Sandy recalls that although Jerry was diagnosed in 1982, photographs reveal the first symptoms of the disease as far back as 1975, the year Jerry retired from the Navy. Jerry spent a good portion of his 20 years of service on diesel submarines.

“We were at a picnic at his sister’s house in the late 1970s and his mom said to me, ‘What is wrong with Jerry’s arm?’” Sandy says. “He was holding it up and not swinging it. That week we went to see a doctor, who thought he might have suffered a slight stroke.

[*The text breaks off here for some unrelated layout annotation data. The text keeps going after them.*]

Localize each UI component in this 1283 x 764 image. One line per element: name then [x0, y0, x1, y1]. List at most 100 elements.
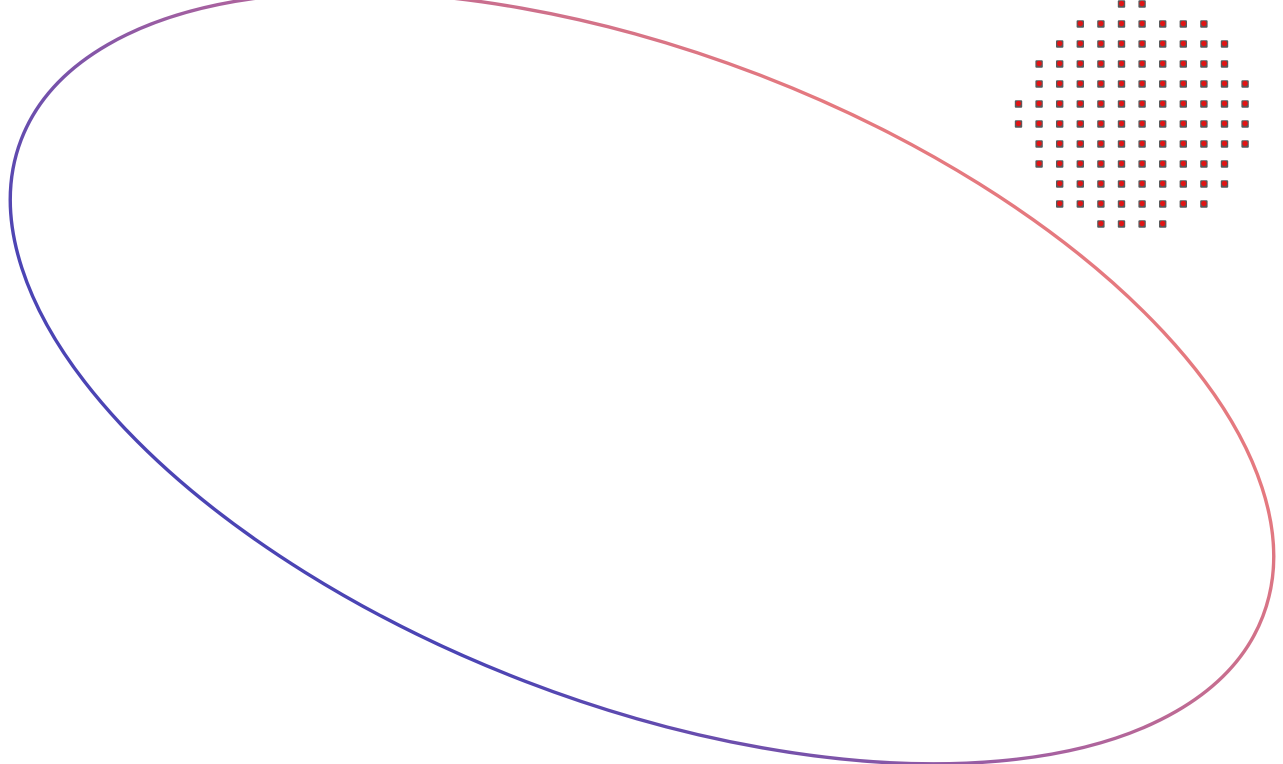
dot-unit-red-dot: [1160, 220, 1166, 227]
dot-unit-red-dot: [1118, 120, 1125, 127]
dot-unit-red-dot: [1180, 80, 1187, 87]
dot-unit-red-dot: [1077, 120, 1084, 127]
dot-unit-red-dot: [1180, 200, 1187, 207]
dot-unit-red-dot: [1036, 160, 1042, 167]
dot-unit-red-dot: [1118, 80, 1125, 87]
dot-unit-red-dot: [1036, 80, 1042, 87]
dot-unit-red-dot: [1221, 140, 1228, 147]
dot-unit-red-dot: [1221, 160, 1228, 167]
dot-unit-red-dot: [1077, 20, 1084, 27]
dot-unit-red-dot: [1139, 80, 1145, 87]
dot-unit-red-dot: [1118, 220, 1125, 227]
dot-unit-red-dot: [1036, 140, 1042, 147]
dot-unit-red-dot: [1057, 60, 1063, 67]
dot-unit-red-dot: [1160, 100, 1166, 107]
dot-unit-red-dot: [1118, 200, 1125, 207]
dot-unit-red-dot: [1015, 120, 1022, 127]
dot-unit-red-dot: [1036, 120, 1042, 127]
dot-unit-red-dot: [1139, 60, 1145, 67]
dot-unit-red-dot: [1180, 20, 1187, 27]
dot-unit-red-dot: [1242, 80, 1248, 87]
dot-unit-red-dot: [1160, 160, 1166, 167]
dot-unit-red-dot: [1201, 200, 1207, 207]
dot-unit-red-dot: [1242, 140, 1248, 147]
dot-unit-red-dot: [1139, 100, 1145, 107]
dot-unit-red-dot: [1057, 180, 1063, 187]
dot-unit-red-dot: [1057, 120, 1063, 127]
dot-unit-red-dot: [1036, 100, 1042, 107]
dot-unit-red-dot: [1201, 180, 1207, 187]
dot-unit-red-dot: [1139, 120, 1145, 127]
dot-unit-red-dot: [1160, 200, 1166, 207]
dot-unit-red-dot: [1077, 40, 1084, 47]
dot-unit-red-dot: [1139, 200, 1145, 207]
dot-unit-red-dot: [1057, 100, 1063, 107]
dot-unit-red-dot: [1036, 60, 1042, 67]
dot-unit-red-dot: [1118, 140, 1125, 147]
dot-unit-red-dot: [1160, 180, 1166, 187]
dot-unit-red-dot: [1077, 140, 1084, 147]
dot-unit-red-dot: [1077, 200, 1084, 207]
dot-unit-red-dot: [1118, 40, 1125, 47]
dot-unit-red-dot: [1180, 160, 1187, 167]
dot-unit-red-dot: [1057, 160, 1063, 167]
dot-unit-red-dot: [1015, 100, 1022, 107]
dot-unit-red-dot: [1221, 60, 1228, 67]
dot-unit-red-dot: [1098, 180, 1104, 187]
dot-unit-red-dot: [1139, 20, 1145, 27]
dot-unit-red-dot: [1180, 40, 1187, 47]
dot-unit-red-dot: [1242, 100, 1248, 107]
dot-unit-red-dot: [1077, 100, 1084, 107]
dot-unit-red-dot: [1160, 40, 1166, 47]
dot-matrix-circle: [1014, 0, 1249, 228]
dot-unit-red-dot: [1201, 120, 1207, 127]
dot-unit-red-dot: [1242, 120, 1248, 127]
dot-unit-red-dot: [1180, 60, 1187, 67]
dot-unit-red-dot: [1139, 140, 1145, 147]
dot-unit-red-dot: [1201, 160, 1207, 167]
dot-unit-red-dot: [1098, 120, 1104, 127]
dot-unit-red-dot: [1201, 40, 1207, 47]
dot-unit-red-dot: [1077, 80, 1084, 87]
dot-unit-red-dot: [1180, 140, 1187, 147]
dot-unit-red-dot: [1139, 0, 1145, 7]
dot-unit-red-dot: [1160, 140, 1166, 147]
dot-unit-red-dot: [1160, 120, 1166, 127]
dot-unit-red-dot: [1201, 100, 1207, 107]
dot-unit-red-dot: [1160, 20, 1166, 27]
dot-unit-red-dot: [1139, 180, 1145, 187]
dot-unit-red-dot: [1118, 20, 1125, 27]
dot-unit-red-dot: [1201, 140, 1207, 147]
dot-unit-red-dot: [1221, 120, 1228, 127]
dot-unit-red-dot: [1221, 80, 1228, 87]
dot-unit-red-dot: [1139, 220, 1145, 227]
dot-unit-red-dot: [1098, 200, 1104, 207]
dot-unit-red-dot: [1221, 100, 1228, 107]
dot-unit-red-dot: [1098, 60, 1104, 67]
dot-unit-red-dot: [1118, 180, 1125, 187]
dot-unit-red-dot: [1139, 160, 1145, 167]
dot-unit-red-dot: [1057, 40, 1063, 47]
dot-unit-red-dot: [1077, 160, 1084, 167]
dot-unit-red-dot: [1077, 60, 1084, 67]
dot-unit-red-dot: [1057, 80, 1063, 87]
dot-unit-red-dot: [1201, 20, 1207, 27]
dot-unit-red-dot: [1057, 200, 1063, 207]
dot-unit-red-dot: [1160, 80, 1166, 87]
dot-unit-red-dot: [1098, 20, 1104, 27]
dot-unit-red-dot: [1180, 180, 1187, 187]
dot-unit-red-dot: [1180, 120, 1187, 127]
dot-unit-red-dot: [1098, 40, 1104, 47]
dot-unit-red-dot: [1098, 140, 1104, 147]
dot-unit-red-dot: [1118, 0, 1125, 7]
dot-unit-red-dot: [1057, 140, 1063, 147]
dot-unit-red-dot: [1201, 60, 1207, 67]
dot-unit-red-dot: [1118, 100, 1125, 107]
dot-unit-red-dot: [1180, 100, 1187, 107]
dot-unit-red-dot: [1098, 100, 1104, 107]
dot-unit-red-dot: [1077, 180, 1084, 187]
dot-unit-red-dot: [1221, 40, 1228, 47]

They couldn’t figure out what was wrong with him.”

After seeing three different neurologists, the Wuests found their way to the Cincinnati Veterans Affairs Medical Center, where a physician then referred them to Henry Grinvalsky, MD, a neurologist at UC. “A nurse who was a neighbor of ours said he was the best doctor there was,” Sandy says. “If a patient was asleep, Dr. Grinvalsky would come back later to see them. You knew he cared about his patients.”

Jerry continued working at a sales job until 1988, when he experienced a severe “freezing” episode while on the loading dock. His coworkers called Sandy and told her that Jerry was unable to move. “I knew he was ‘frozen,’ as they call it in Parkinson’s,” Sandy said.

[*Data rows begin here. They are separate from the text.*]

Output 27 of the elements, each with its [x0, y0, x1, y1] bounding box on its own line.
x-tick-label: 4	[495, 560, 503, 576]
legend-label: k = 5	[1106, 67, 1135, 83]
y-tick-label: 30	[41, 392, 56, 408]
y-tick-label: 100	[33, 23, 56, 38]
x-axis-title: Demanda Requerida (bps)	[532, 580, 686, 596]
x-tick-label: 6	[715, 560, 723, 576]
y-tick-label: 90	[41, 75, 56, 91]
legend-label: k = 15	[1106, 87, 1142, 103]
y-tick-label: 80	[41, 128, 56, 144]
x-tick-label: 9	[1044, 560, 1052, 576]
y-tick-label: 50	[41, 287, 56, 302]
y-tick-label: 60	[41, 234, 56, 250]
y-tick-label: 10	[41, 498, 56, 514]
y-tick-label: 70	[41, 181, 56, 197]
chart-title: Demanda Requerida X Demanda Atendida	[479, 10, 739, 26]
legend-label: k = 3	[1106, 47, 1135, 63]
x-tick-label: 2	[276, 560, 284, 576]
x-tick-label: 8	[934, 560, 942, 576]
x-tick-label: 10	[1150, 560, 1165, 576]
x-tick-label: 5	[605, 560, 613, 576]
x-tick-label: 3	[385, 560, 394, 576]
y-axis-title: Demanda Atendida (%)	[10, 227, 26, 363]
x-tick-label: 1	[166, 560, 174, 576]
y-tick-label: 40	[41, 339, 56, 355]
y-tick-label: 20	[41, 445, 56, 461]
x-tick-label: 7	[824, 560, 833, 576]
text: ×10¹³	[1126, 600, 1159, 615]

Reluctantly, Jerry went on disability, while Sandy continued working. In 1990, in an effort to reduce symptoms, Jerry underwent a pallidotomy, a surgical procedure in which an electrical probe is used to destroy a small area (the globus pallidus) of the brain. (The preferred surgical treatment today is deep brain stimulation.)

The Wuests attended support groups and launched one of their own, becoming popular figures within the Tristate Parkinson’s community. “They promoted Parkinson’s awareness and camaraderie through various activities associated with the Parkinson’s Disease Support Network of Ohio, Kentucky and Indiana (PDSNOKI),” Seroogy says.

Sandy, now retired, has embraced her role as caregiver. “I’m lucky to be able to take care of Jerry,” she says. “He’s such a wonderful man. He never asked for anything; he never complains. He’s been in that bed for two years now. I can’t imagine what that’s like, knowing you’ll never get better. He loved to go out.”

“Caregivers are often the unsung heroes of Parkinson’s disease,” Seroogy says. “Sandy Wuest personifies such a heroine. I have witnessed her tender and loving care of Jerry, from physical handling to providing nourishment to gentle touches and kisses. It has not been easy at times, but Sandy has said she never regrets the many years she and Jerry have spent together, through thick and thin.  It takes a special person to be a Parkinson’s caregiver: strong in body and spirit, steady, upbeat, tireless, sacrificing, loving. Sandy is not only special; she is the most remarkable, skillful caregiver I have ever met.”